Au travers de la lecture de ces textes, la promenade apparaît comme une composition spatio-temporelle mettant en jeu tous les sens – la vision, l’ouïe, l’odorat, mais également le sens du mouvement, le sens de l’orientation. Elle ne peut cependant se comprendre comme une simple succession d’impressions sensorielles, mais comme une série de mouvements motivés, orientés vers un but. Le jardin est perçu comme un ensemble d’« unités spatiales », clairement délimitées et structurées, comprises comme telles au travers continuités et des ruptures sensibles, et du jeu entrelacé des possibilités et des contraintes motrices que leurs formes physiques permettent, selon les régularités que le mouvement du promeneur fait émerger. La compréhension complexe de l’organisation du jardin au-delà de l’échelle de l’espace directement perçu se construit au cours de la promenade, au fur et à mesure d’expériences spatiales locales et des vues que permettent les axes, mettant en jeu la reconnaissance visuelle des espaces déjà vus ou visités, la mémoire corporelle du trajet parcouru, et les attentes, en partie culturellement constitués, du promeneur.

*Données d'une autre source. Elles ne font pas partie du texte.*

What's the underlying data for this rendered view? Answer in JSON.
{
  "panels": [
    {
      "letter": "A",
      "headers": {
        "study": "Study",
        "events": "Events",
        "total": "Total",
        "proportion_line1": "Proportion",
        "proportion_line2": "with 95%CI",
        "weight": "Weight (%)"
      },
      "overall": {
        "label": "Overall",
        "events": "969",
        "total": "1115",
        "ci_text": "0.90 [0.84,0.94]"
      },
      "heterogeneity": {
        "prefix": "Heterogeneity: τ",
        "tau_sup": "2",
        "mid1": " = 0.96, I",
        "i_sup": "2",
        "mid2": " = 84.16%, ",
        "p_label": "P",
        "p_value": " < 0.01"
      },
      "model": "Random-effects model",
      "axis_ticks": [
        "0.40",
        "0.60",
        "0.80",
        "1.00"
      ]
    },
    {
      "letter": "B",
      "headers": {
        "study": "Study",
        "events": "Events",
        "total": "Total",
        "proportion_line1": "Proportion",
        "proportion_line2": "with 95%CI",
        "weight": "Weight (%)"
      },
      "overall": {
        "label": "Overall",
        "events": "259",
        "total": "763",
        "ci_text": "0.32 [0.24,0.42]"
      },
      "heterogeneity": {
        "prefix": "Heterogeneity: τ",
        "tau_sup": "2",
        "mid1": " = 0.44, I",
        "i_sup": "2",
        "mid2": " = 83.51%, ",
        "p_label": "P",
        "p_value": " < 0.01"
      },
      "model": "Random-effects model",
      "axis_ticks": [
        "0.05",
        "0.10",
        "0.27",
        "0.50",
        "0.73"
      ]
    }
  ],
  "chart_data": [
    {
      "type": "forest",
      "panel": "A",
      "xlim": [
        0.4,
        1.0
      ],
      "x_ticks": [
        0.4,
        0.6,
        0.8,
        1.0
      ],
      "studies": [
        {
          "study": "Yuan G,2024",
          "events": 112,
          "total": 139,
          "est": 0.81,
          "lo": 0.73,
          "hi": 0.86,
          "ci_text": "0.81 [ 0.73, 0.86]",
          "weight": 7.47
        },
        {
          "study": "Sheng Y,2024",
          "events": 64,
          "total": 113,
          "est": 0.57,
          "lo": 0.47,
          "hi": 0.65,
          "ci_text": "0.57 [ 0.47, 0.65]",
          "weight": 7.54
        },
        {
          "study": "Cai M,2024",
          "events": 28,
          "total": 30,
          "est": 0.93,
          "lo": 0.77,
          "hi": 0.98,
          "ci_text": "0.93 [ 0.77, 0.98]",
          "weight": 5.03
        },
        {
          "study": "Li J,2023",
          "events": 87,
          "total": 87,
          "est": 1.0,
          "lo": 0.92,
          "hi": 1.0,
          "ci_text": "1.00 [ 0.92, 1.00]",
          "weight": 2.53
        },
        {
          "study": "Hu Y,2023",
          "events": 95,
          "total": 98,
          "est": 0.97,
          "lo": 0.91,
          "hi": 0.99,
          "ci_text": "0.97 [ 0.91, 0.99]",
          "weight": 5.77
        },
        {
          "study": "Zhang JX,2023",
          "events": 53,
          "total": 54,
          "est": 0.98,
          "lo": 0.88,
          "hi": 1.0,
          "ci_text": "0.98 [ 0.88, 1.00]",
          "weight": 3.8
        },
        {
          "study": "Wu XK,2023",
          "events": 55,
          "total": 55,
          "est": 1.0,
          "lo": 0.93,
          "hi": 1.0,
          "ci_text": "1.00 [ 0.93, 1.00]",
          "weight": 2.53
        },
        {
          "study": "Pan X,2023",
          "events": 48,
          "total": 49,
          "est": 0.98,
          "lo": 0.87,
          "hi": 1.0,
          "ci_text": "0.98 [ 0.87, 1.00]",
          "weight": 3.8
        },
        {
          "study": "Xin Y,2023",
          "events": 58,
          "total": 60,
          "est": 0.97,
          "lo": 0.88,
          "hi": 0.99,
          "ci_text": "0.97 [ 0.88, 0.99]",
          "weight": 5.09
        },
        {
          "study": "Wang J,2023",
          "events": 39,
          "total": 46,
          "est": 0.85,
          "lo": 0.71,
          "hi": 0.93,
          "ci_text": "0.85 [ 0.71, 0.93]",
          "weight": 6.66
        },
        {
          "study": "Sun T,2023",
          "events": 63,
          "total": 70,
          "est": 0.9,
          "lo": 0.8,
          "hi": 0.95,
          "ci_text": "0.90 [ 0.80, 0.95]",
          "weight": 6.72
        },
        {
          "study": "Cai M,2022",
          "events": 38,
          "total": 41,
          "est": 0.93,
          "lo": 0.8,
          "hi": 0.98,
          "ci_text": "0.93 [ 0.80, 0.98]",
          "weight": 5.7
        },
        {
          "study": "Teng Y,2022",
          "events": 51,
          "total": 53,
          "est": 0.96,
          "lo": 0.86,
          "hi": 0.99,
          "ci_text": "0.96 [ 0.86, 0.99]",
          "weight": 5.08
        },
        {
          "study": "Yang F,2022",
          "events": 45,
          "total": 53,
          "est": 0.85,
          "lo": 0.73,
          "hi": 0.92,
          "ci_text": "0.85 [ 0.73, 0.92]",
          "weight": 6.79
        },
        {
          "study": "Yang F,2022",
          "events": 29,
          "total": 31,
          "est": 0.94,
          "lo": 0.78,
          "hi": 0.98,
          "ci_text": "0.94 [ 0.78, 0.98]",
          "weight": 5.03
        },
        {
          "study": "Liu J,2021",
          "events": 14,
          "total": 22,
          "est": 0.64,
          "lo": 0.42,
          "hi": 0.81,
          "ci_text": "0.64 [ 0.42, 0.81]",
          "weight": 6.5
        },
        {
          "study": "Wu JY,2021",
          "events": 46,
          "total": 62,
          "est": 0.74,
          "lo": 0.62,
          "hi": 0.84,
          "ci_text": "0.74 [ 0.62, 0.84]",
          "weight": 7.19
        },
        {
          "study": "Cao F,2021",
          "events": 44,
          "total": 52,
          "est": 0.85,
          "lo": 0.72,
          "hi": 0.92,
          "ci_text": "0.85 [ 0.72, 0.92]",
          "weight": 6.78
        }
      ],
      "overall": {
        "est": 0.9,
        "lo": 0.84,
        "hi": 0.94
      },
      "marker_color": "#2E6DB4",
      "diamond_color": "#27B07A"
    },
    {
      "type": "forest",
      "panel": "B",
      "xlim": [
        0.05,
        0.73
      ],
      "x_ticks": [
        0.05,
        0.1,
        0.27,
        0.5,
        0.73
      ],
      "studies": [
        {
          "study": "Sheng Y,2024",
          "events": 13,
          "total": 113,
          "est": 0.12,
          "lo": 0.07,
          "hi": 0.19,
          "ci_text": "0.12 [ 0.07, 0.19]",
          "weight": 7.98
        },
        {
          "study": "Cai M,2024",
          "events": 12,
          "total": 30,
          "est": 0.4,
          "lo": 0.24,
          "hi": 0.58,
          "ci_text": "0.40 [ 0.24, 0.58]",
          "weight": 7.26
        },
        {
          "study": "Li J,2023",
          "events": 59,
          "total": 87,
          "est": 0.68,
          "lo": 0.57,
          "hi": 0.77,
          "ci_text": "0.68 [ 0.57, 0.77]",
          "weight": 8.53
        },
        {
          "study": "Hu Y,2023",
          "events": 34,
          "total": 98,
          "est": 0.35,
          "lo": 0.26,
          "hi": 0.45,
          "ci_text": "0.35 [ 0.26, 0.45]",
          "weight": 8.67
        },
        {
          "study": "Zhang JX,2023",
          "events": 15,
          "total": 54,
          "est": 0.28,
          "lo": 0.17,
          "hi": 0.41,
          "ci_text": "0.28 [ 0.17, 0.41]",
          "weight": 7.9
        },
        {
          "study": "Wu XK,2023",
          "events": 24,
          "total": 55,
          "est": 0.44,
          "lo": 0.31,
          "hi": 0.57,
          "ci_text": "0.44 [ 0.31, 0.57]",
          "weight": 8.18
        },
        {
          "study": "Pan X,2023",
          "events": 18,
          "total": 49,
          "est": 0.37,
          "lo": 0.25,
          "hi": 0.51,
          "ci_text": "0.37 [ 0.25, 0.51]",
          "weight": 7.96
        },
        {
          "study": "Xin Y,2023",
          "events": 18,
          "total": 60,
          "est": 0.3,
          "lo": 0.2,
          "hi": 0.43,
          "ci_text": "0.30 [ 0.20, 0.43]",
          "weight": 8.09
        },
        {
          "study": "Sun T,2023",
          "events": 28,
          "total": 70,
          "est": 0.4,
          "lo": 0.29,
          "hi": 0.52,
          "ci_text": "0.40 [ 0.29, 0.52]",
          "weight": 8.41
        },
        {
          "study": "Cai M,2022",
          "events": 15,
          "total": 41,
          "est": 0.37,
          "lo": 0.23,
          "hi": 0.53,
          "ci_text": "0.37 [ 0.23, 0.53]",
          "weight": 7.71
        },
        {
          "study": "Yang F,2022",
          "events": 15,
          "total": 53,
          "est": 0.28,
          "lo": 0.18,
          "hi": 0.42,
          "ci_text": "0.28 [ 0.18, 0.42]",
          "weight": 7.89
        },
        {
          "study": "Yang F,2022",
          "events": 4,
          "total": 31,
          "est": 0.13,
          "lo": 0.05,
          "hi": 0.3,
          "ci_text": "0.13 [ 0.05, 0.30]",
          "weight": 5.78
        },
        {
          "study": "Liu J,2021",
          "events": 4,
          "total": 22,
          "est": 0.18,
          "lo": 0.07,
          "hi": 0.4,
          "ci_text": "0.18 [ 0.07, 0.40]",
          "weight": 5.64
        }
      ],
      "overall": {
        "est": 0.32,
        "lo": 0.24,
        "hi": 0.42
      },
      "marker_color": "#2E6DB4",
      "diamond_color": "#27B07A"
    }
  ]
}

L’étude de Versailles comme site offert à la promenade, révèle la richesse et la variété des « stratégies  morphologiques » du jardin, c’est-à-dire des modalités d’émergence du sens morphologique des espaces que recèlent ses formes physiques. La polysémie spatiale du jardin, qui prend corps dans les choix moteurs et perceptuels que l’espace propose au promeneur, permet de penser le jardin comme « œuvre ouverte »4, et la promenade comme une activité interprétative pré-prédicative fondée sur l’intelligence de situation. C’est ainsi que l’on peut parler de la promenade comme d’une quête esthétique d’intelligibilité morphologique. Chaque promenade est une actualisation de sens, c’est-à-dire une construction d’intelligibilité spatiale, qui donne forme et achève le jardin comme œuvre d’art, toujours et chaque fois autrement.

Ce texte est un résumé de la thèse de doctorat de l’auteur, « Le promeneur dans le jardin : de la promenade considérée comme acte esthétique. Regard sur les jardins de Versailles », soutenue en décembre 2009 à l’ENSA Paris- La Villette / Paris VIII.

1. A. Berthoz, Le Sens du mouvement, Paris, Odile Jacob, 1997, p. 287.
2. « Offrande » est le terme proposé par J-P. Thibaud pour la traduction du mot anglais « affordance » inventé par J.J. Gibson, The Ecological Approach to Visual Perception, Boston, Houghton Mifflin, 1979.
3. E. Straus, Du Sens des Sens, Grenoble, Editions Jérôme Millon, 1989 (1935).
4. U. Eco, L’oeuvre ouverte, Paris, Seuil, 1965.